第2話(その4)

「今夜の接待はキャンセルですか?」

 と尋ねるママに、

「雨で来られんって」

 と言いながら、柿岡は席に戻る。


 ゆっくり翔子ママと話が出来ると思うと、自分の心が揺れ始めていた。

 ふと柿岡は彼女のブラウスの襟元に目がいった。


(ロザリオ……だ)と、認識した。その視線を感じたのか、ママの目が柿岡の目に刺さる。酷く暖かい瞳が、そこにあった。


「柿岡さん、覚えとっと……こんロザリオ?」

 と、彼女が言う。その瞬間、柿岡の脳裏に浮かんだ画像に先に嗅いだ香りが重なった。(ローズマリーの花)と、はっきり分かった。


(あれは野母崎に行った時――)

 と、ローズマリーの咲く一画に佇む女の子、ロザリオの首飾りをしていた。戸町の小学校から写生に行った時のこと。
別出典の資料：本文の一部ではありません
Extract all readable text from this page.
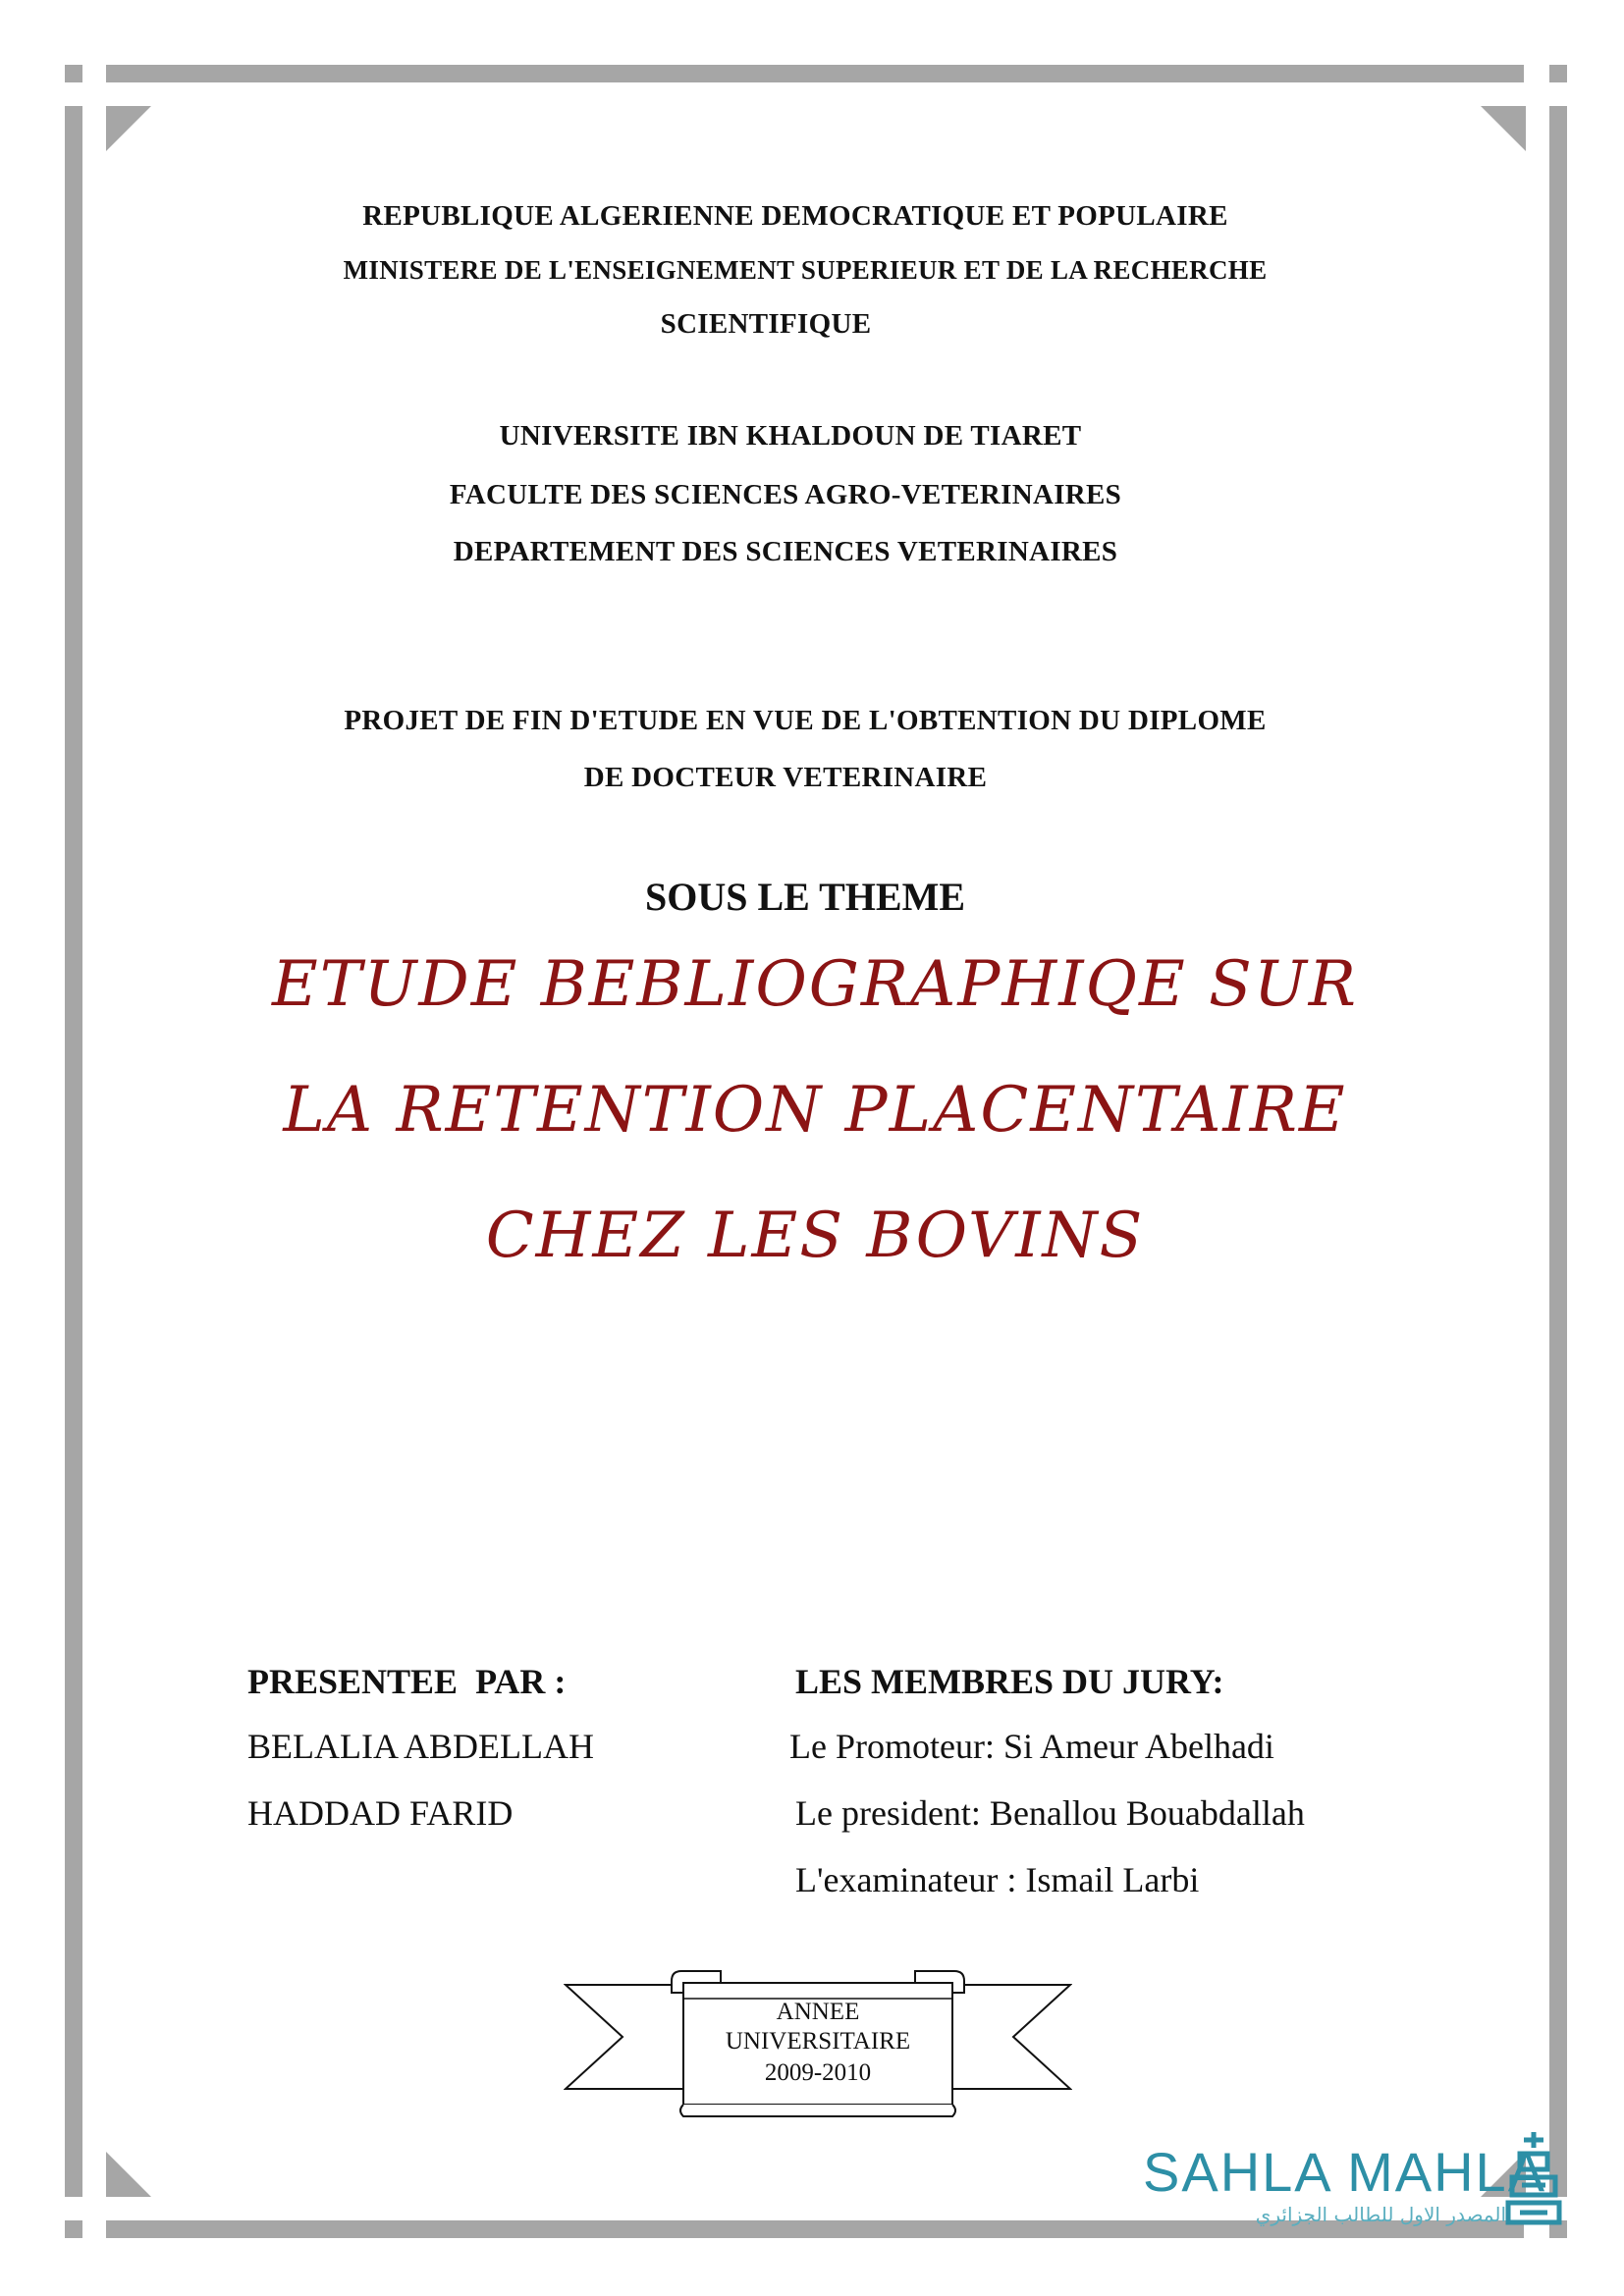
REPUBLIQUE ALGERIENNE DEMOCRATIQUE ET POPULAIRE
MINISTERE DE L'ENSEIGNEMENT SUPERIEUR ET DE LA RECHERCHE
SCIENTIFIQUE
UNIVERSITE IBN KHALDOUN DE TIARET
FACULTE DES SCIENCES AGRO-VETERINAIRES
DEPARTEMENT DES SCIENCES VETERINAIRES
PROJET DE FIN D'ETUDE EN VUE DE L'OBTENTION DU DIPLOME
DE DOCTEUR VETERINAIRE
SOUS LE THEME
ETUDE BEBLIOGRAPHIQE SUR
LA RETENTION PLACENTAIRE
CHEZ LES BOVINS
PRESENTEE  PAR :
BELALIA ABDELLAH
HADDAD FARID
LES MEMBRES DU JURY:
Le Promoteur: Si Ameur Abelhadi
Le president: Benallou Bouabdallah
L'examinateur : Ismail Larbi
ANNEE
UNIVERSITAIRE
2009-2010
SAHLA MAHLA
المصدر الاول للطالب الجزائري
 だがまさか目の前にいる翔子ママが同じ小学校の同級生とは。不思議な縁に柿岡は一瞬言葉を失った。ただどこか影のある面差しは変わらない。両親と妹と暮らしていた至福の思い出と共に蘇った。


「柿岡さん、横に座ってよか?」

 とママが聞く。

「ああっ」

 と、柿岡に異論がある筈がない。


 それから二人は時間を忘れて記憶を埋め合わせた。

 共に異なる人生を越えて話し合った。


 だが静かな会話は表の喧噪によって途切れる。

 共に気づいて、先にママが立ち上がった。 


「この音……、まだ降りよっと?」

 と呟くママ、カウンターを出て入り口へ向かう。

 と、開けたドアからムッとする外気と、止めどない雨音が飛び込む。


「酷か――」

 と、慌ててドアを閉めるママ。緑のティアードワンピースと白のブラウス姿の彼女は、二の腕まで濡らしながらドアを閉める。


 慌てて柿岡もドアへ向かう。外は先の見えぬ横殴りの雨。

「これじゃタクシーも拾えん」

 と、雨を避けてドアを閉める。あっと言う間に頭からずぶ濡れ。


「知り合いの運転手に電話してみます」

 と言うママ。奥へ行ってダイヤルをまわす。


 だが何度かけても駄目。

 時計を見れば8時を過ぎている。


 その内に入口のドアの下縁から雨水が流れ込む。はっとして駆け寄ろうとしたが、水は勢いを増しながら吹き上がるように溢れ、瞬く間に床一面に広がる。その勢いに圧倒されるように、柿岡は奥へ下がるしかない。


「柿岡さん、早くこのドアから2階へ上がって下さい」

 と言って、ママは柿岡を誘う。振り返れば混濁した水が店の床に溢れ、間もなくカウンターの高さを超えるだろう。


 二階へ逃れると、そこは店と同じ広さで奥の窓の下にベッド。ピンクのカーテンがいかにも女性の部屋だった。部屋を片づけるママに柿岡は平静ではいられない。


 だが間もなく明りが消えた。

 真っ暗な部屋に二人の重い吐息が流れる。

 そのまま時間は流れていった。


 水が引く翌々日の朝まで二人は部屋で過ごした。閉ざされた夜、静かに時が流れ、互いの情が自然と染み入っていった。


 二人の心に深く刻まれた、忘れがたい夜だった。